Motion of a point mass (circular motion)

[Carson Birth]

Homework Statement

A point mass, sliding over an even, horizontal plane is bounded on an inextensible, massless thread. During the motion, the thread is pulled by a force F with constant velocity $v_{o}$ through a hole O. In the beginning ($t_{o}$ = 0) r($t_{o}$)=b holds (the length of the thread on the plane is b at the beginning then will get shorter due to the force F as it is pulled through). The initial velocity of the point mass perpendicular to the thread is $v_{1}$ in $\phi$ direction, and the angle $\phi$($t_{o}$) = $\phi_{o}$ = 0Formulate the system's equation of motion and the equation of constraint forces in polar coordinates. Apply Newton's Law. Also the polar coordinate system is attached to the masspoint with r pointing away from the hole and $\phi$ pointing toward the trajectory.

Homework Equations

$\overrightarrow{a}$ = ($\ddot{r}$ - r$\dot{\phi}^2$) in r direction + (r$\ddot{\phi}$+2$\dot{r}$$\dot{\phi}$) in $\phi$ direction

The Attempt at a Solution

I separated the forces into there respected directions:
$\ddot{\phi}$ direction: mr$\ddot{\phi}$ + m2$\dot{r}$$\dot{\phi}$ = 0
r direction: F + mr$\dot{\phi}^2$ = 0

Now I am pretty sure there isn't any constraint forces, since there is no N force effecting the mass point.

So now I need to create an equation of motion, and from my understanding I need to create one equation. Is it as simple as just solving for $\dot{\phi}$ and plugging it into the other equation? I had a similar equation where I solved the $\phi$ direction equation as a differential but it didnt have the 2$\dot{r}$$\dot{\phi}$ term with it, it was a gravity force making it very simple to solve. I know this isn't for people to solve my homework so I am just looking for advice on how to get it all set up for the further sub-questions. Any advice would be appreciated :D

 

[ehild]

Homework Statement

A point mass, sliding over an even, horizontal plane is bounded on an inextensible, massless thread. During the motion, the thread is pulled by a force F with constant velocity $v_{o}$ through a hole O. In the beginning ($t_{o}$ = 0) r($t_{o}$)=b holds (the length of the thread on the plane is b at the beginning then will get shorter due to the force F as it is pulled through). The initial velocity of the point mass perpendicular to the thread is $v_{1}$ in $\phi$ direction, and the angle $\phi$($t_{o}$) = $\phi_{o}$ = 0Formulate the system's equation of motion and the equation of constraint forces in polar coordinates. Apply Newton's Law. Also the polar coordinate system is attached to the masspoint with r pointing away from the hole and $\phi$ pointing toward the trajectory.

Homework Equations

$\overrightarrow{a}$ = ($\ddot{r}$ - r$\dot{\phi}^2$) in r direction + (r$\ddot{\phi}$+2$\dot{r}$$\dot{\phi}$) in $\phi$ direction

The Attempt at a Solution

I separated the forces into there respected directions:
$\ddot{\phi}$ direction: mr$\ddot{\phi}$ + m2$\dot{r}$$\dot{\phi}$ = 0
r direction: F + mr$\dot{\phi}^2$ = 0

r is changing. Why did you ignored $\ddot r$?

 

[Carson Birth]

r is changing. Why did you ignored $\ddot r$?

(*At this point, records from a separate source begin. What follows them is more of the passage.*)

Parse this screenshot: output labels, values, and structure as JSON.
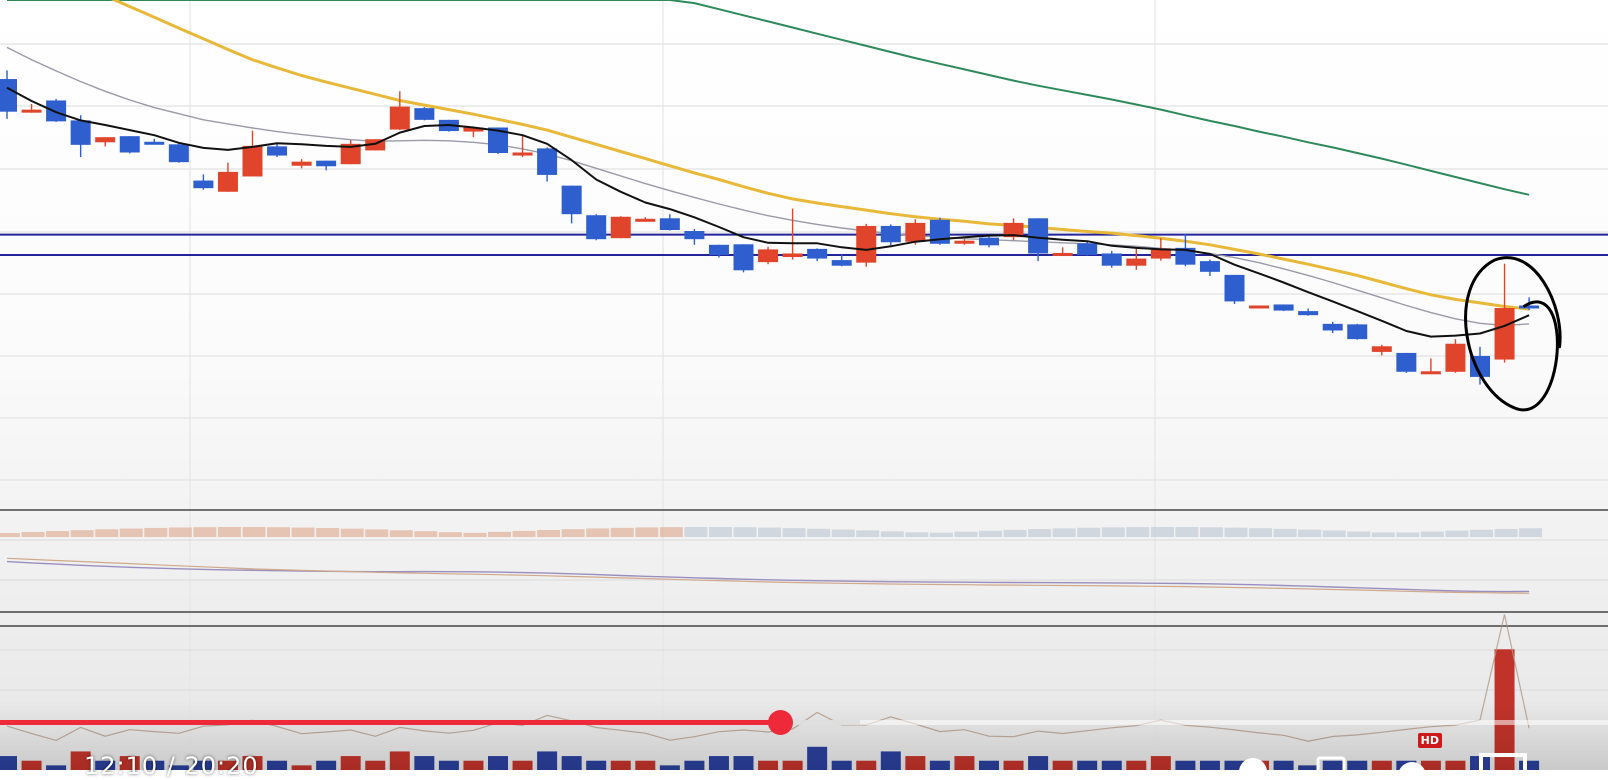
{
  "chart_data": {
    "type": "candlestick",
    "ylim": [
      0,
      100
    ],
    "candles": [
      {
        "o": 84.5,
        "h": 86.2,
        "l": 76.7,
        "c": 78.1,
        "dir": "down"
      },
      {
        "o": 78.3,
        "h": 79.6,
        "l": 77.9,
        "c": 78.5,
        "dir": "up"
      },
      {
        "o": 80.3,
        "h": 80.6,
        "l": 76.1,
        "c": 76.2,
        "dir": "down"
      },
      {
        "o": 76.4,
        "h": 77.4,
        "l": 69.2,
        "c": 71.6,
        "dir": "down"
      },
      {
        "o": 72.1,
        "h": 72.6,
        "l": 71.3,
        "c": 73.1,
        "dir": "up"
      },
      {
        "o": 73.3,
        "h": 73.3,
        "l": 69.9,
        "c": 70.1,
        "dir": "down"
      },
      {
        "o": 72.2,
        "h": 72.8,
        "l": 71.8,
        "c": 72.0,
        "dir": "down"
      },
      {
        "o": 71.7,
        "h": 72.0,
        "l": 68.1,
        "c": 68.2,
        "dir": "down"
      },
      {
        "o": 64.6,
        "h": 65.8,
        "l": 62.8,
        "c": 63.1,
        "dir": "down"
      },
      {
        "o": 62.4,
        "h": 68.1,
        "l": 62.4,
        "c": 66.3,
        "dir": "up"
      },
      {
        "o": 65.4,
        "h": 74.4,
        "l": 65.4,
        "c": 71.4,
        "dir": "up"
      },
      {
        "o": 71.3,
        "h": 72.0,
        "l": 69.2,
        "c": 69.5,
        "dir": "down"
      },
      {
        "o": 67.5,
        "h": 68.8,
        "l": 67.0,
        "c": 68.3,
        "dir": "up"
      },
      {
        "o": 68.5,
        "h": 68.5,
        "l": 66.6,
        "c": 67.4,
        "dir": "down"
      },
      {
        "o": 67.8,
        "h": 72.5,
        "l": 67.8,
        "c": 71.8,
        "dir": "up"
      },
      {
        "o": 70.5,
        "h": 72.7,
        "l": 70.5,
        "c": 72.7,
        "dir": "up"
      },
      {
        "o": 74.6,
        "h": 82.1,
        "l": 74.5,
        "c": 79.1,
        "dir": "up"
      },
      {
        "o": 78.8,
        "h": 79.0,
        "l": 76.4,
        "c": 76.5,
        "dir": "down"
      },
      {
        "o": 76.5,
        "h": 76.5,
        "l": 74.2,
        "c": 74.3,
        "dir": "down"
      },
      {
        "o": 75.0,
        "h": 75.1,
        "l": 73.1,
        "c": 74.2,
        "dir": "up"
      },
      {
        "o": 75.0,
        "h": 75.0,
        "l": 69.8,
        "c": 70.0,
        "dir": "down"
      },
      {
        "o": 70.1,
        "h": 73.4,
        "l": 69.2,
        "c": 69.5,
        "dir": "up"
      },
      {
        "o": 70.9,
        "h": 71.1,
        "l": 64.4,
        "c": 65.7,
        "dir": "down"
      },
      {
        "o": 63.6,
        "h": 63.6,
        "l": 56.2,
        "c": 58.0,
        "dir": "down"
      },
      {
        "o": 57.8,
        "h": 58.0,
        "l": 52.9,
        "c": 53.1,
        "dir": "down"
      },
      {
        "o": 53.3,
        "h": 57.6,
        "l": 53.3,
        "c": 57.5,
        "dir": "up"
      },
      {
        "o": 57.1,
        "h": 57.4,
        "l": 56.7,
        "c": 57.0,
        "dir": "up"
      },
      {
        "o": 57.2,
        "h": 58.0,
        "l": 54.8,
        "c": 54.9,
        "dir": "down"
      },
      {
        "o": 54.7,
        "h": 55.1,
        "l": 52.0,
        "c": 53.1,
        "dir": "down"
      },
      {
        "o": 52.0,
        "h": 52.0,
        "l": 49.5,
        "c": 50.0,
        "dir": "down"
      },
      {
        "o": 52.1,
        "h": 52.1,
        "l": 46.6,
        "c": 47.0,
        "dir": "down"
      },
      {
        "o": 48.6,
        "h": 51.6,
        "l": 48.2,
        "c": 51.1,
        "dir": "up"
      },
      {
        "o": 49.6,
        "h": 59.1,
        "l": 49.1,
        "c": 50.3,
        "dir": "up"
      },
      {
        "o": 51.2,
        "h": 51.3,
        "l": 48.8,
        "c": 49.3,
        "dir": "down"
      },
      {
        "o": 49.0,
        "h": 50.1,
        "l": 47.8,
        "c": 47.9,
        "dir": "down"
      },
      {
        "o": 48.5,
        "h": 56.1,
        "l": 47.7,
        "c": 55.7,
        "dir": "up"
      },
      {
        "o": 55.7,
        "h": 56.0,
        "l": 51.9,
        "c": 52.5,
        "dir": "down"
      },
      {
        "o": 52.6,
        "h": 57.0,
        "l": 52.0,
        "c": 56.3,
        "dir": "up"
      },
      {
        "o": 56.9,
        "h": 57.3,
        "l": 52.0,
        "c": 52.2,
        "dir": "down"
      },
      {
        "o": 52.5,
        "h": 53.1,
        "l": 52.0,
        "c": 52.8,
        "dir": "up"
      },
      {
        "o": 53.4,
        "h": 53.7,
        "l": 51.5,
        "c": 51.9,
        "dir": "down"
      },
      {
        "o": 53.5,
        "h": 57.2,
        "l": 52.9,
        "c": 56.3,
        "dir": "up"
      },
      {
        "o": 57.2,
        "h": 57.2,
        "l": 48.8,
        "c": 50.3,
        "dir": "down"
      },
      {
        "o": 49.8,
        "h": 51.5,
        "l": 49.8,
        "c": 50.4,
        "dir": "up"
      },
      {
        "o": 52.3,
        "h": 52.8,
        "l": 49.9,
        "c": 50.0,
        "dir": "down"
      },
      {
        "o": 50.3,
        "h": 50.8,
        "l": 47.5,
        "c": 47.9,
        "dir": "down"
      },
      {
        "o": 47.9,
        "h": 51.5,
        "l": 47.1,
        "c": 49.3,
        "dir": "up"
      },
      {
        "o": 49.3,
        "h": 53.3,
        "l": 48.9,
        "c": 51.3,
        "dir": "up"
      },
      {
        "o": 51.4,
        "h": 54.2,
        "l": 47.8,
        "c": 48.1,
        "dir": "down"
      },
      {
        "o": 48.8,
        "h": 49.1,
        "l": 45.9,
        "c": 46.7,
        "dir": "down"
      },
      {
        "o": 46.1,
        "h": 46.1,
        "l": 40.4,
        "c": 40.9,
        "dir": "down"
      },
      {
        "o": 40.1,
        "h": 40.1,
        "l": 39.5,
        "c": 39.7,
        "dir": "up"
      },
      {
        "o": 40.3,
        "h": 40.3,
        "l": 39.0,
        "c": 39.1,
        "dir": "down"
      },
      {
        "o": 39.0,
        "h": 39.5,
        "l": 38.1,
        "c": 38.2,
        "dir": "down"
      },
      {
        "o": 36.5,
        "h": 36.9,
        "l": 34.7,
        "c": 35.2,
        "dir": "down"
      },
      {
        "o": 36.4,
        "h": 36.5,
        "l": 33.4,
        "c": 33.5,
        "dir": "down"
      },
      {
        "o": 32.1,
        "h": 32.4,
        "l": 30.3,
        "c": 31.0,
        "dir": "up"
      },
      {
        "o": 30.8,
        "h": 30.8,
        "l": 26.9,
        "c": 27.1,
        "dir": "down"
      },
      {
        "o": 27.2,
        "h": 29.7,
        "l": 26.8,
        "c": 27.2,
        "dir": "up"
      },
      {
        "o": 27.1,
        "h": 33.5,
        "l": 26.9,
        "c": 32.6,
        "dir": "up"
      },
      {
        "o": 30.2,
        "h": 32.0,
        "l": 24.6,
        "c": 26.1,
        "dir": "down"
      },
      {
        "o": 29.5,
        "h": 48.3,
        "l": 28.9,
        "c": 39.6,
        "dir": "up"
      },
      {
        "o": 40.1,
        "h": 41.7,
        "l": 39.2,
        "c": 39.6,
        "dir": "down"
      }
    ],
    "ma_fast": [
      82.8,
      80.2,
      78.0,
      76.4,
      75.5,
      74.5,
      73.5,
      72.0,
      71.0,
      70.6,
      71.2,
      71.9,
      71.7,
      71.4,
      71.2,
      71.8,
      74.0,
      75.3,
      75.5,
      75.0,
      74.4,
      73.5,
      71.8,
      68.6,
      64.8,
      62.4,
      60.3,
      59.0,
      57.4,
      55.5,
      53.5,
      52.4,
      52.3,
      52.3,
      51.5,
      51.0,
      51.7,
      52.6,
      53.1,
      53.5,
      53.8,
      53.9,
      53.4,
      53.0,
      52.7,
      51.8,
      51.4,
      51.1,
      51.0,
      50.2,
      48.1,
      46.4,
      44.6,
      42.7,
      40.9,
      39.0,
      37.1,
      35.1,
      34.0,
      34.2,
      34.6,
      36.1,
      38.2
    ],
    "ma_mid": [
      90.7,
      88.3,
      86.1,
      84.0,
      82.1,
      80.4,
      78.9,
      77.7,
      76.5,
      75.7,
      74.9,
      74.2,
      73.6,
      73.1,
      72.6,
      72.3,
      72.4,
      72.5,
      72.4,
      72.1,
      71.6,
      70.8,
      69.8,
      68.5,
      67.0,
      65.5,
      64.0,
      62.6,
      61.3,
      60.0,
      58.8,
      57.7,
      56.8,
      56.0,
      55.3,
      54.7,
      54.2,
      53.8,
      53.5,
      53.2,
      53.0,
      52.8,
      52.6,
      52.4,
      52.2,
      52.0,
      51.7,
      51.3,
      50.9,
      50.3,
      49.5,
      48.5,
      47.3,
      46.0,
      44.6,
      43.1,
      41.6,
      40.1,
      38.7,
      37.5,
      36.6,
      36.2,
      36.5
    ],
    "ma_slow": [
      109.4,
      107.2,
      105.0,
      102.9,
      100.8,
      98.7,
      96.6,
      94.5,
      92.4,
      90.3,
      88.3,
      86.7,
      85.2,
      83.9,
      82.7,
      81.5,
      80.3,
      79.4,
      78.5,
      77.6,
      76.6,
      75.6,
      74.5,
      73.1,
      71.7,
      70.3,
      68.9,
      67.5,
      66.1,
      64.8,
      63.4,
      62.1,
      61.0,
      60.2,
      59.5,
      58.8,
      58.1,
      57.5,
      57.0,
      56.6,
      56.1,
      55.8,
      55.4,
      55.0,
      54.6,
      54.3,
      53.8,
      53.3,
      52.7,
      52.0,
      51.1,
      50.2,
      49.2,
      48.2,
      47.1,
      46.0,
      44.7,
      43.4,
      42.2,
      41.3,
      40.6,
      39.9,
      39.4
    ],
    "ma_long": [
      100.0,
      100.0,
      100.0,
      100.0,
      100.0,
      100.0,
      100.0,
      100.0,
      100.0,
      100.0,
      100.0,
      100.0,
      100.0,
      100.0,
      100.0,
      100.0,
      100.0,
      100.0,
      100.0,
      100.0,
      100.0,
      100.0,
      100.0,
      100.0,
      100.0,
      100.0,
      100.0,
      100.0,
      99.4,
      98.2,
      97.0,
      95.8,
      94.6,
      93.4,
      92.2,
      91.0,
      89.8,
      88.6,
      87.5,
      86.4,
      85.3,
      84.2,
      83.2,
      82.3,
      81.4,
      80.5,
      79.5,
      78.5,
      77.4,
      76.3,
      75.3,
      74.2,
      73.2,
      72.1,
      71.1,
      70.0,
      68.9,
      67.7,
      66.5,
      65.3,
      64.1,
      62.9,
      61.8
    ],
    "h_levels": [
      54.0,
      50.0
    ],
    "volume": [
      3,
      2,
      1,
      4,
      2,
      3,
      2,
      1,
      2,
      2,
      3,
      2,
      1,
      2,
      3,
      2,
      4,
      3,
      2,
      2,
      3,
      2,
      4,
      3,
      2,
      2,
      2,
      1,
      2,
      3,
      3,
      2,
      2,
      5,
      2,
      2,
      4,
      3,
      2,
      3,
      2,
      2,
      3,
      2,
      2,
      2,
      2,
      3,
      2,
      2,
      2,
      2,
      2,
      1,
      2,
      2,
      2,
      2,
      2,
      2,
      3,
      26,
      2
    ],
    "volume_max": 28,
    "volume_dir": [
      "down",
      "up",
      "down",
      "up",
      "down",
      "up",
      "down",
      "down",
      "down",
      "up",
      "up",
      "down",
      "up",
      "down",
      "up",
      "up",
      "up",
      "down",
      "down",
      "up",
      "down",
      "up",
      "down",
      "down",
      "down",
      "up",
      "up",
      "down",
      "down",
      "down",
      "down",
      "up",
      "up",
      "down",
      "down",
      "up",
      "down",
      "up",
      "down",
      "up",
      "down",
      "up",
      "down",
      "up",
      "down",
      "down",
      "up",
      "up",
      "down",
      "down",
      "down",
      "up",
      "down",
      "down",
      "down",
      "down",
      "up",
      "down",
      "up",
      "up",
      "down",
      "up",
      "down"
    ],
    "colors": {
      "up": "#e0442a",
      "down": "#2f5fcf",
      "ma_fast": "#111111",
      "ma_mid": "#9a9aa8",
      "ma_slow": "#e8b838",
      "ma_long": "#2e8a5a",
      "h_level": "#24249a",
      "annotation": "#000000"
    }
  },
  "player": {
    "time_text": "12:10 / 20:20",
    "hd_label": "HD",
    "progress_played": 0.485,
    "progress_buffered": 0.535
  }
}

My thought was since the thread is being pulled by a force with constant velocity, that it wouldn't be accelerating.

 

[ehild]

My thought was since the thread is being pulled by a force with constant velocity, that it wouldn't be accelerating.

You are right, I misread it as "constant force". Sorry.
So you do not know F, but you know that $\dot r$ is constant. Go ahead. Solve the first equation.

 

[Carson Birth]

You are right, I misread it as "constant force". Sorry.
So you do not know F, but you know that $\dot r$ is constant. Go ahead. Solve the first equation.

When you say solve the first equation, what do you mean? Would I solve the first equation as a differential equation or you mean solve for a variable then put it into the first equation? :D

 

[ehild]

When you say solve the first equation, what do you mean? Would I solve the first equation as a differential equation or you mean solve for a variable then put it into the first equation? :D

It is a differential equation for Φ as function of time. You know $\dot r$ hence also r(t).